07 — Leçons tirées en ingénierie

Quatre leçons tirées de ce projet RTO de l'industrie du bitume

  • 1
    La gestion des particules collantes représente un défi d'ingénierie unique dans les applications bitumineuses ; le filtre sec double série avec remplacement en ligne est la solution, et il doit être conçu dès le départ, et non ajouté ultérieurement. Tout projet de traitement des aérosols bitumineux (RTO) doit impérativement traiter le problème des particules collantes avant sa mise en service. Un RTO conçu pour les poussières sèches standard (avec un seul filtre en amont) subira un colmatage de son lit céramique en quelques semaines si la charge d'aérosols bitumineux n'est pas correctement interceptée. Le filtre double série, remplaçable en ligne, constitue la spécification minimale de prétraitement viable pour les applications bitumineuses. N'acceptez pas un filtre à un seul étage pour la réduction des COV du bitume.
  • 2
    À 149 000 RMB/an pour 30 000 m³/h avec une efficacité de 99,2%, le RTO du bitume est la solution de réduction des émissions la moins coûteuse par mètre cube de toutes les études de cas de cette collection. Le coût unitaire d'environ 0,49 RMB par heure et par 1 000 m³/h traités est obtenu grâce à la combinaison d'un coût de combustible nul (autothermique à 3 000 mg/Nm³), d'une faible puissance installée (85,5 kW) et d'un rejet post-RTO simple (sans épuration). Ceci démontre que lorsque la chimie des COV est simple (hydrocarbures uniquement), que leur concentration est élevée (supérieure au seuil autothermique) et que le prétraitement est correctement conçu (filtres remplaçables en ligne), le RTO à trois lits offre un coût d'exploitation unitaire exceptionnellement bas. C'est pourquoi les installations de l'industrie du bitume, bénéficiant d'un soutien technique adéquat pour la gestion des particules collantes, peuvent justifier l'investissement dans un RTO sans modélisation financière détaillée : le retour sur investissement, à hauteur de 149 000 RMB/an, par rapport aux pénalités pour non-conformité aux permis, est généralement inférieur à deux ans.
  • 3
    La surveillance de la LIE avec une réponse à deux niveaux (dilution à l'air frais au niveau 1 ; dérivation d'urgence au niveau 2) constitue l'architecture de sécurité appropriée pour les applications de COV bitumineux à concentration variable. Un verrouillage LIE à un seul niveau (dérivation uniquement) est à la fois trop conservateur (déclenchant une dérivation totale pour des pics de concentration gérables qui pourraient être compensés par dilution) et insuffisant (si la dérivation seule ne permet pas une dilution suffisamment rapide).

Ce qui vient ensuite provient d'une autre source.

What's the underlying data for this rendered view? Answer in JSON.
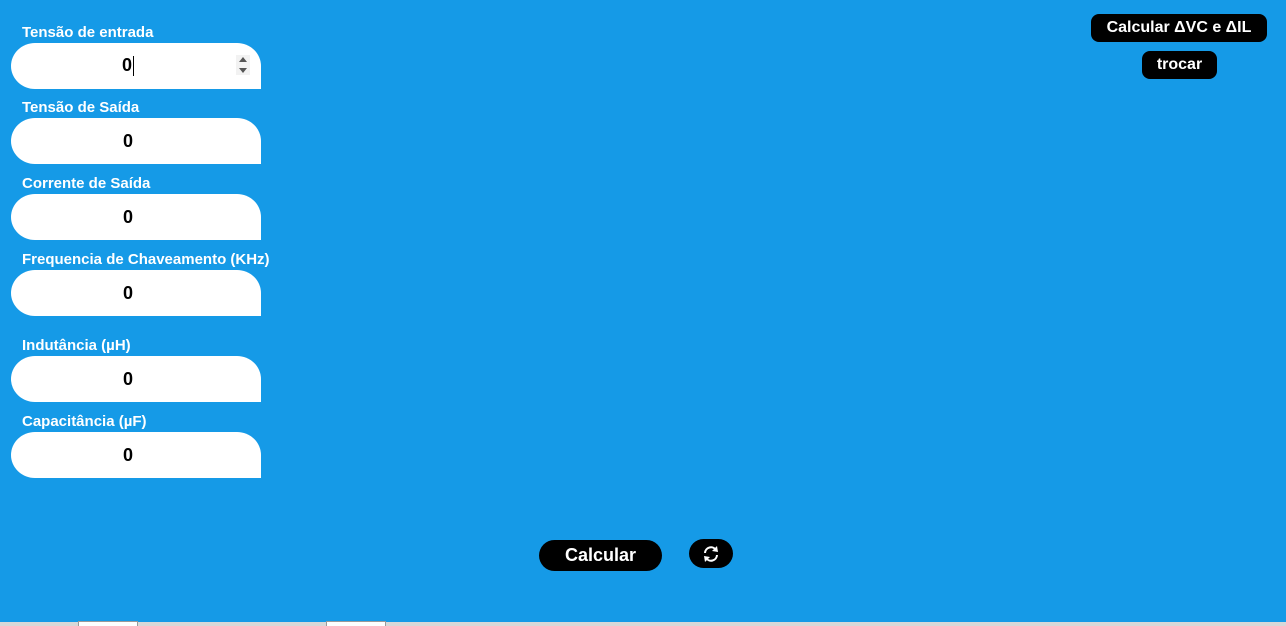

La réponse à deux niveaux offre : (1) une réponse proportionnée aux pics modérés (dilution, la production se poursuit) ; (2) une réponse définitive aux événements graves (dérivation, une évaluation de la production est requise). Les deux seuils doivent être définis à partir du profil de variabilité de concentration mesuré pour le procédé de production spécifique, et non à partir de recommandations génériques.
  • 4
    La chimie des COV du bitume (hydrocarbures uniquement ; sans fluor, chlore ni soufre) signifie qu'aucun lavage post-RTO n'est requis — ce qui simplifie fondamentalement le système par rapport aux applications pharmaceutiques ou pétrochimiques à une échelle similaire. La comparaison avec le cas 22 (industrie pharmaceutique, 120 000 Nm³/h, nécessitant lavage à l'eau + RTO + lavage caustique + lavage acide) et le cas 23 (pétrochimie, 16 000 m³/h, nécessitant lavage alcalin + tampon + RTO) illustre pourquoi la réduction des COV du bitume à 30 000 m³/h peut être réalisée pour seulement 149 000 RMB/an, tandis que ces applications plus complexes coûtent respectivement 3,385 millions de RMB/an et 384 000 RMB/an. La chimie des COV influe autant sur la complexité et le coût du système que le volume. Pour toute application COV où les produits de combustion sont uniquement du CO₂ et du H₂O (flux d'hydrocarbures purs), le RTO peut fonctionner sans traitement en aval, hormis la dispersion à la cheminée.

08 — Foire aux questions

Réduction des COV liés à l'exploitation des routes commerciales dans l'industrie du bitume : réponses à dix questions

Questions des responsables des permis environnementaux, des ingénieurs de production et des équipes HSE des installations de traitement du bitume, de fabrication de membranes étanches et de produits asphaltés planifiant des systèmes de réduction des COV RTO conformément aux exigences de la directive européenne IED / du décret néerlandais sur les activités.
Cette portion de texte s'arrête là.